In the absence of groundbreaking products, Apple, like many other companies, works around the margins with upsells and surcharges in customer-unfriendly ways to seek an extra buck. It now charges $20 for new phone chargers that don’t come with the phone, $200 for a mount adapter for its $5,000 monitors, $700 for wheels on its $50,000 supercomputer. Also like many other companies, Apple fights laws that would make it easier for people to repair their own products for the obvious reason that it will make these products last longer when the only thing keeping people buying new ones is that the old ones break.

In fact, a trip to the Apple Store to get your keyboard fixed or buy a new laptop—of which there are now a dizzying array of models to choose from with supposedly revolutionary under-the-hood changes that are virtually incomprehensible to the average consumer—bears a deep similarity to your average car dealership, complete with bizarre markups for seemingly basic fixes, mystery charges that make no sense but for which you have no choice, and the constant feeling if you’re not on full guard you’re about to be ripped off by buying a $70 adapter. If you decide the repair isn’t worth it because a new one doesn’t cost that much more and it has that fancy new chip you don’t understand a thing about but assume must be better, there’s a trade-in program—curiously enough—for the thing the guy just told you is not worth fixing because it’s on its last legs but they’ll give you money for it to make buying that new thing more palatable.
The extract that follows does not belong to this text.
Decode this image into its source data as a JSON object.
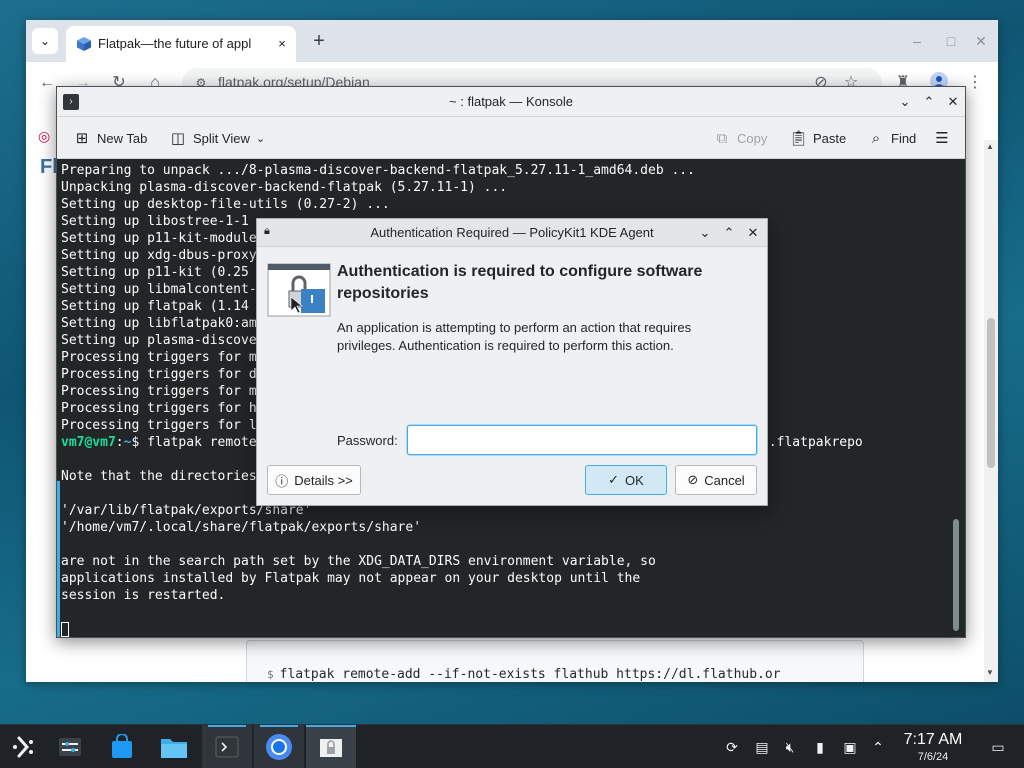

And how palatable it is! Just as your average Honda CR-V comes with a head-spinning number of different trims and feature packs—if you can even notice the difference between an HR-V, CR-V, Passport and Pilot—so too are Apple stores now stocked with an endless array of both Macbook Air and Macbook Pro models in any possible configuration. “For every purse and purpose” applies just as well to Apple these days as it does General Motors.

Once a product becomes sufficiently successful, it stops being a product in a traditional sense because people can’t well go without them. Some time ago, car companies stopped making cars so much as they started to make appliances. It happened gradually and in different phases, but cars became a thing nearly all U.S. residents had to have as a matter of practicality, like an oven or a washing machine. Cars became less an object of fascination and admiration in the same way no one would talk shop over the model of your Maytag. It’s just a thing you have that does a job, and everyone else has one, too. Modern car marketing—with all the trailblazing and mountain-climbing and desert-racing—is entirely about making you feel like your car will be more than that. Phones, in all of their technological glory, are appliances now, too. They’re things we have to do a job—and, like cars, increasingly things we wish we didn’t have to have as much as we do.
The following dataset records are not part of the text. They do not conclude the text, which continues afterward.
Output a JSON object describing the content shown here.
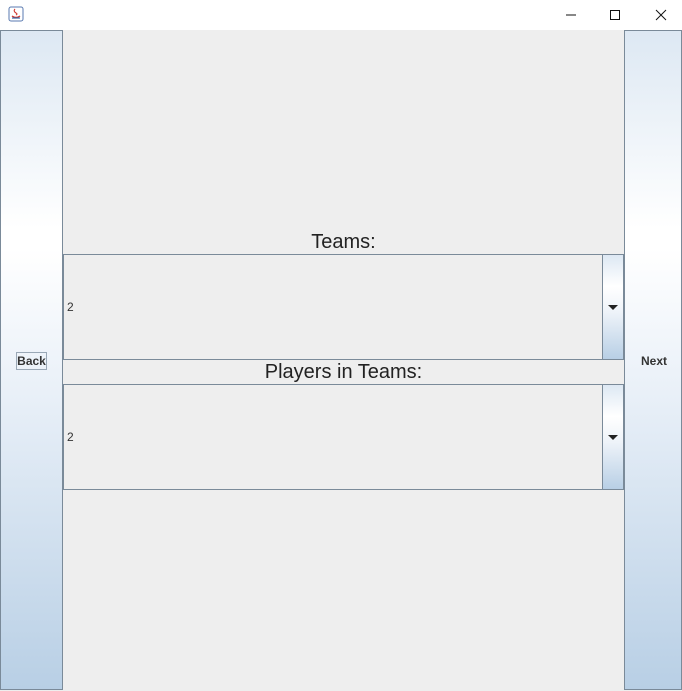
{
  "window": {
    "icon": "java-icon",
    "controls": [
      "minimize-icon",
      "maximize-icon",
      "close-icon"
    ]
  },
  "nav": {
    "back_label": "Back",
    "next_label": "Next"
  },
  "teams": {
    "label": "Teams:",
    "selected": "2"
  },
  "players": {
    "label": "Players in Teams:",
    "selected": "2"
  }
}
For the last decade, Apple has behaved a lot like any other major appliance company, but most like one particular type, because the products it sells are similar. Hold up the latest models of an iPhone next to a Google Pixel next to a Samsung Galaxy next to a Motorola One next to an Honor 20 next to a OnePlus 8 and you have about as much product differentiation as between a Honda Accord, Toyota Camry, Hyundai Sonata, Ford Fusion, and Kia Optima. The smartphone market, in almost every way, has mimicked the car market with its annual product release hype cycle, minor design tweaks, under-the-hood “improvements” to excuse it all, massive marketing budgets to help consumers feel like we need the newest model even if we don’t, all to mask a broad, industry-wide stagnation. There is one industry that pioneered all of this: the auto industry.
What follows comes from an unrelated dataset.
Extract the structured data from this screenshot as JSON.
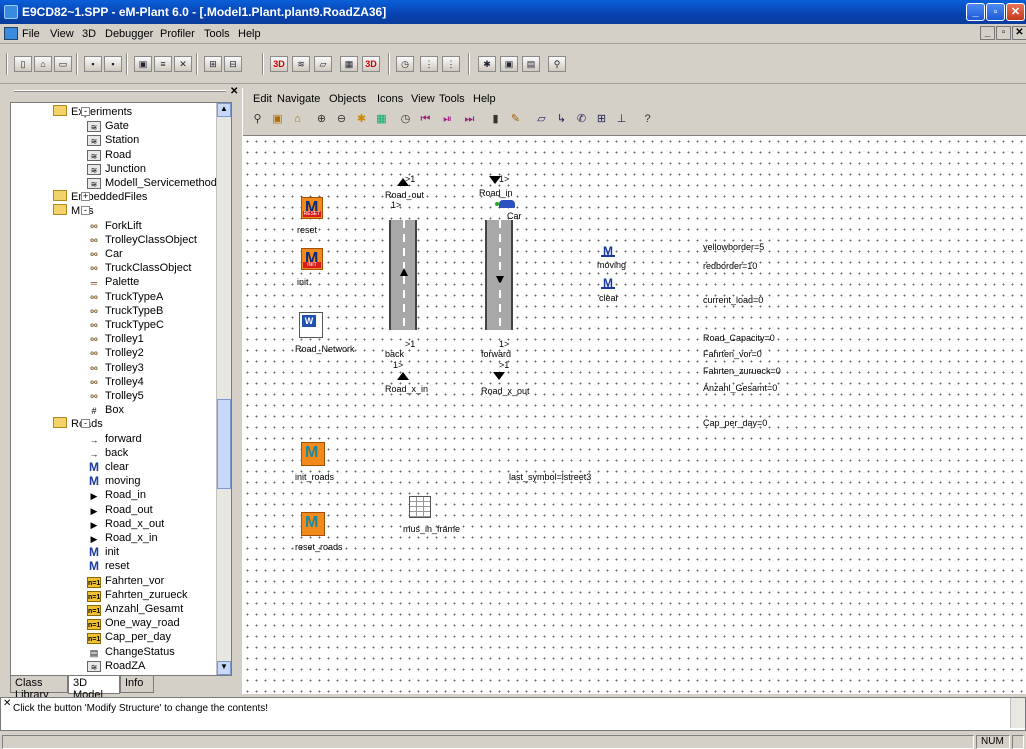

Which is what makes the idea of Apple disrupting the auto industry so hard for me to believe. Apple making a car would indeed be a revolution, but not in the sense that the iPod was. It would be a company completing its metamorphosis and fluttering back into the vast capitalistic garden complete with hefty government subsidies from whence it came. That is modernity in its full, final form, the wheel completing its full revolution to end up right back where it started. Apple isn’t about to become a car company. It already is.